Unusual tasks with video files – reading bar-codes and qr-codes
A barcode is an optical, machine-readable, representation of data; the data usually describes something about the object that carries the barcode – wikipedia. While first barcode was patented on 1952, it took quite a while until these codes were used in first grocery store on 1974. And now they are being used everywhere.
While using them looks quite obvious for countless people on a daily basis, science behind making and reading is much more complicated. I will skip this hi-tech theory and jump directly to examples how to generate and decode them using some clever Python scripts and a Kurokesu C1 USB camera connected to computer.
Generating barcodes
I will be using viivakoodi python library to generate barcodes (others like OpenCV and numpy are required, so install them before use). While there are few similar python libraries, viivakoodi supports generating CODE128 barcodes.
pip install viivakoodi
Native viivakoodi output format is SVG but I needed PNG. Quick format conversion and output file is a nice raster file.
This library also can output barcode in various other formats: code128, code39, ean, ean13, ean8, gs1, gtin, isbn, isbn10, isbn13, issn, jan, pzn, upc, upca. Some barcodes can’t encode letters, some have other creation rules. Usually library this let’s know what is happening and gives you a hint. Also worth to be noted that CODE-128 has checksum fields and this library calculates it just fine.
Generating QRcodes
QRcode is more advanced barcode version. Information is encoded in 2D format.
pip install qrcode
These barcodes being two dimensional allow more information to be encoded. Also has flexibility to control how much redundant information to be used.

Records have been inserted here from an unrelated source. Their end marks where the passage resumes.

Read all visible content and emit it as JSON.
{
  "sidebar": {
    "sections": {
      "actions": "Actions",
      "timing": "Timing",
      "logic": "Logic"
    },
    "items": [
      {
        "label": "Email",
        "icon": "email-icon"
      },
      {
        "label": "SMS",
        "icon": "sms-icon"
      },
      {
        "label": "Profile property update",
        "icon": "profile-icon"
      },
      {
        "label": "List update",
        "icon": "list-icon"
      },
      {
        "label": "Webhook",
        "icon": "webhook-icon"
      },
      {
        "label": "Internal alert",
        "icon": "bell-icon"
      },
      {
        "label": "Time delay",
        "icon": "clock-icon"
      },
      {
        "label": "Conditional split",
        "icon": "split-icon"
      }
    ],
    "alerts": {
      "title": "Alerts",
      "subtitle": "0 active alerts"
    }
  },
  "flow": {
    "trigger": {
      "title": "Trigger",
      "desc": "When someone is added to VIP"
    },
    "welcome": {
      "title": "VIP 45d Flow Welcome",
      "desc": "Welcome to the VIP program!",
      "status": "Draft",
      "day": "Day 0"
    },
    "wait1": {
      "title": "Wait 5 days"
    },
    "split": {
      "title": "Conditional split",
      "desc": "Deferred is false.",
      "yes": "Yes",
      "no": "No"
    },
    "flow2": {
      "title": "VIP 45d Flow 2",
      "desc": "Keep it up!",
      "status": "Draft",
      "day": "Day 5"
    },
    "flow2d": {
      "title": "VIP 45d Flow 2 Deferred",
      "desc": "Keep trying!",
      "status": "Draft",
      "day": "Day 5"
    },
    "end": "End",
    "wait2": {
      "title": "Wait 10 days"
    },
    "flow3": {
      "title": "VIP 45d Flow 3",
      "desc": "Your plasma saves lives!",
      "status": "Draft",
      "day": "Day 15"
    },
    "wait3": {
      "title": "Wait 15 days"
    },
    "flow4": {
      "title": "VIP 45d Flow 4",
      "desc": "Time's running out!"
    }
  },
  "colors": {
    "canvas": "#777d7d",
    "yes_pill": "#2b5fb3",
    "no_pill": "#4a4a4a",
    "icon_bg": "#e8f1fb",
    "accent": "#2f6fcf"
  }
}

Barcode and Qrcode recognition
Luckily there is single library to recognize barcodes and qrcodes. It’s called zbar. Let’s prepare some barbodes for automated recognition and run zbar script. While Zbar was last modified on 2011, it is still the best open-sources recognition software. It might require some tricks installing it but it is definitely worth trying. Zbar supports following barcode formats: EAN-13/UPC-A, UPC-E, EAN-8, Code 128, Code 39, Interleaved 2 of 5 and QR Code
Results are more than satisfying. I got ~10fps recognition speed on modern computer. Video source was 1080×1080. Some barcodes were not recognized – they were to small or unsupported format.